The activity of immunoregulatory T cells mediating active tolerance is potentiated in nonobese diabetic mice by an IL-4-based retroviral gene therapy

YAMAMOTO, A.M.; CHERNAJOVSKY, Y.; LEPAULT, F.; PODHAJCER, O.; FELDMANN, M.; BACH, J.-F.; CHATENOUD, L.

JOURNAL OF IMMUNOLOGY

AMER ASSOC IMMUNOLOGISTS

Año: 2001 vol. 166 p. 4973 - 4980

0022-1767

Splenocytes from nonobese diabetic mice overexpressing murine IL (mIL)-4 upon recombinant retrovirus infection lose their capacity to transfer diabetes to nonobese diabetic-scid recipients. Diabetes appeared in 0-20% of mice injected with mIL-4-transduced cells vs 80-100% of controls injected with β-galactosidase-transduced cells. Protected mice showed a majority of islets (60%) presenting with noninvasive peri-insulitis at variance with β-galactosidase controls that exhibited invasive/destructive insulitis. Importantly, in all recipients, the transduced proteins were detected within islet infiltrates. Infiltrating lymphocytes from recipients of mIL-4-transduced cells produced high levels of miL-4, as assessed by ELISA. In recipients of β-galactosidase-transduced cells, ∼60% of TCRαβ+ islet-infiltrating cells expressed β-galactosidase, as assessed by flow cytometry.

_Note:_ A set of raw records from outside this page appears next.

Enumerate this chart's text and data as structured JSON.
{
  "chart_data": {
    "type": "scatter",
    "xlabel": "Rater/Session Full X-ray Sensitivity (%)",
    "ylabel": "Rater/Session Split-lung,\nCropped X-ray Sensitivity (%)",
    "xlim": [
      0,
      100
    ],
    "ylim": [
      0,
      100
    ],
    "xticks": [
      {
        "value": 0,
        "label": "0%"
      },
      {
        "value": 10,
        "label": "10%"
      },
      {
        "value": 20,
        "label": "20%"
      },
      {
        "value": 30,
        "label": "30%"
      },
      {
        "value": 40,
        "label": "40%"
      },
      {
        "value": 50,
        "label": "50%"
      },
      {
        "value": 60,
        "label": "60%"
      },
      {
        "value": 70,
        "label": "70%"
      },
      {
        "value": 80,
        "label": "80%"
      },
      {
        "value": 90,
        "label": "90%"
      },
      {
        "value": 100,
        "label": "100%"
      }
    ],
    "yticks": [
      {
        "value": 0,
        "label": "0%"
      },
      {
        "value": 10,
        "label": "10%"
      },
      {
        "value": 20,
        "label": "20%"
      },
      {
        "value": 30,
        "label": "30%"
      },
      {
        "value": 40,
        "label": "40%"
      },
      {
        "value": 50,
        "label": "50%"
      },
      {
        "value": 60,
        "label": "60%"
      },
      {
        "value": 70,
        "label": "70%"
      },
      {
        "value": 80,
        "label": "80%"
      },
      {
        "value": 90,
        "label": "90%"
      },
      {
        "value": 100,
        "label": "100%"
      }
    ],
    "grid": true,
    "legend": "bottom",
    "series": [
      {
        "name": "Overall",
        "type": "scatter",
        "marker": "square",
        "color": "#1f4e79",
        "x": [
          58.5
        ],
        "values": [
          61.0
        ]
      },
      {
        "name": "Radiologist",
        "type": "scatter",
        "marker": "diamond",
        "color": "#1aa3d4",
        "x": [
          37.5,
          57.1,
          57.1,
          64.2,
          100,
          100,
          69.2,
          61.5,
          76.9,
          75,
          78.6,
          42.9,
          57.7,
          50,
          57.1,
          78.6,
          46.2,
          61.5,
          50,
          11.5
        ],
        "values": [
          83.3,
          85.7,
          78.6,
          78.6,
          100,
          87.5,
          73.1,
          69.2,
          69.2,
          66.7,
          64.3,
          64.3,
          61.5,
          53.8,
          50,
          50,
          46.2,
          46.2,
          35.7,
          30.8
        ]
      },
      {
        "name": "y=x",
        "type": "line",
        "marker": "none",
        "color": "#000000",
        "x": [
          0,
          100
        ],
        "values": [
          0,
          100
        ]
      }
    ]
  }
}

The protection from disease transfer is due to a direct effect of miL-4 gene therapy on immunoregulatory T cells rather than on diabetogenic cells. mIL-4-transduced purified CD62L- effector cells or transgenic BDC2.5 diabetogenic T cells still transferred disease efficiently. Conversely, mIL-4 transduction up-regulated the capacity of purified immunoregulatory CD62L+ cells to inhibit disease transfer. These data open new perspectives for gene therapy in insulin-dependent diabetes using T cells devoid of any intrinsic diabetogenic potential.